Figure is an AI robotics company developing autonomous general-purpose humanoid robots. The goal of the company is to ship humanoid robots with human level intelligence. Its robots are engineered to perform a variety of tasks in the home and commercial markets. Figure is headquartered in San Jose, CA.
We are looking for a Staff AI Inference & Acceleration Engineer to join the Platform Software team and own the on-board inference architecture for Figure’s humanoid robots. You will be the technical authority on how AI workloads are mapped, optimized, and executed across the robot’s compute hardware — driving down power consumption and cost while meeting the strict latency and reliability demands of a real-time autonomous system.
Responsibilities:
- Own the on-board inference architecture — mapping models to available accelerators (NPU, GPU, DSP, CPU) based on latency, power, and memory budgets.
- Partition inference workloads across heterogeneous compute resources, balancing real-time performance with power and thermal constraints.
- Define and maintain a system-level compute budget across all inference tasks running on the robot.
- Evaluate next-generation acceleration hardware and contribute to the definition of future compute platform requirements.
- Optimize inference toolchains end-to-end — from model export through runtime execution — for target hardware.

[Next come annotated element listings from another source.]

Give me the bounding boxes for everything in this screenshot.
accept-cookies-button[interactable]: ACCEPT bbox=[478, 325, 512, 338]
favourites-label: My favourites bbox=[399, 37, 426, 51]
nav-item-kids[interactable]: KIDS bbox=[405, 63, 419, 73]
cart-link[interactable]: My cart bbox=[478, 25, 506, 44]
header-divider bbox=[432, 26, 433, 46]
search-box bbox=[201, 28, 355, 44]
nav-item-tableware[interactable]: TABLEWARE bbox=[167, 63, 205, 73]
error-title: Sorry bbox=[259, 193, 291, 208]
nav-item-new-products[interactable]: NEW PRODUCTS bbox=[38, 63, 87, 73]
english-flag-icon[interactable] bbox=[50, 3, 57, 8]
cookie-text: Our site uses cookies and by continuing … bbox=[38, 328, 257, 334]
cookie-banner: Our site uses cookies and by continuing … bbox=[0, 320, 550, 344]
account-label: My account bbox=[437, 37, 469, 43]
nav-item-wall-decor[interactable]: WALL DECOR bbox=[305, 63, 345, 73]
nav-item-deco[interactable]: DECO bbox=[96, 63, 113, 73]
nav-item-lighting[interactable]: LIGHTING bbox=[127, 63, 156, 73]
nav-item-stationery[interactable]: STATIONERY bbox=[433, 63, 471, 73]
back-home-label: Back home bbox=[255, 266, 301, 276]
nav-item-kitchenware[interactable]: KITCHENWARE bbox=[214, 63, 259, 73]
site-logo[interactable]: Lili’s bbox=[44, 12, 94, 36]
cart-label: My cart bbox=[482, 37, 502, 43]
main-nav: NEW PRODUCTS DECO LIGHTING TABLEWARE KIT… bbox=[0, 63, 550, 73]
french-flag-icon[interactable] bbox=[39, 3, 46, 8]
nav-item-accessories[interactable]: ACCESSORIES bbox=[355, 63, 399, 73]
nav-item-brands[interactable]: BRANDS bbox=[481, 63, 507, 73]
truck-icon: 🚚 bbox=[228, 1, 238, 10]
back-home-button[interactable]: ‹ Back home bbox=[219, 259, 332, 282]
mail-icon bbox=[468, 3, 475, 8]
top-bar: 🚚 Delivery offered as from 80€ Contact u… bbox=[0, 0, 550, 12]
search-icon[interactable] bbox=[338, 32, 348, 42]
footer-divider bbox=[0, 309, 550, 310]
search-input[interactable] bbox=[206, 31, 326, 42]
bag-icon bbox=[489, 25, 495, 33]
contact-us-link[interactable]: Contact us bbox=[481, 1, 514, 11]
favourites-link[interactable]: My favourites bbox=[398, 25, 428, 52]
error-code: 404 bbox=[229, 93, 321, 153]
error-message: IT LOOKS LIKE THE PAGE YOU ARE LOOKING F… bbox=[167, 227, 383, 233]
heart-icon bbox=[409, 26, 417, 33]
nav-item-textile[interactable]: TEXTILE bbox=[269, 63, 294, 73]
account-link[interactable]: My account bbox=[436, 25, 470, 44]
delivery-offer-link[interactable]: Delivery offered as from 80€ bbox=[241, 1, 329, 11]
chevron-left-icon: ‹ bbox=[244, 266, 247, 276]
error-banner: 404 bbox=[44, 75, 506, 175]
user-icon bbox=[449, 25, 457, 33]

- Apply quantization (INT8, INT4, mixed-precision), pruning, operator fusion, and other compression techniques to reduce compute, memory, and power footprint.
- Profile inference pipelines to identify and eliminate bottlenecks in latency, memory bandwidth, and power consumption.
- Optimize kernel scheduling, memory layout, and data movement across the compute hierarchy.
- Partner closely with the AI/ML team to define model architecture constraints that are hardware-friendly from the outset.
- Work with the Platform Software team on runtime integration, scheduling, and power management.
- Engage with silicon vendors and research teams to track the accelerator landscape and influence hardware roadmaps.
Requirements:
- M.S. or Ph.D. in Computer Engineering, Electrical Engineering, Computer Science, or a related field — or equivalent industry experience.
- At least 8 years of industry experience in hardware acceleration, ML systems, or compute architecture.
- Deep understanding of AI/ML inference — model formats (ONNX, TFLite, etc.), inference runtimes, and deployment pipelines.
- Hands-on experience optimizing models for edge or embedded hardware using quantization, pruning, and operator-level tuning.
- Strong understanding of computer architecture — memory hierarchies, data movement, and heterogeneous compute.
- Experience profiling and benchmarking inference workloads across CPU, GPU, NPU, DSP.
- Familiarity with low-level toolchains and compilation frameworks (e.g. TVM, MLIR, TensorRT, Torch, SNPE/QNN, JAX, CUDA, ROCm).
- Solid software engineering skills in C++ and Python.
- Strong cross-functional communication skills — able to work effectively across hardware, software, and AI/ML teams.
Bonus Qualifications:
- Knowledge of real-time operating constraints and their impact on inference scheduling.
- Track record of co-designing model architectures with ML teams to meet hardware constraints.
The US base salary range for this full-time position is between $180,000 - $275,000 annually.
The pay offered for this position may vary based on several individual factors, including job-related knowledge, skills, and experience. The total compensation package may also include additional components/benefits depending on the specific role. This information will be shared if an employment offer is extended.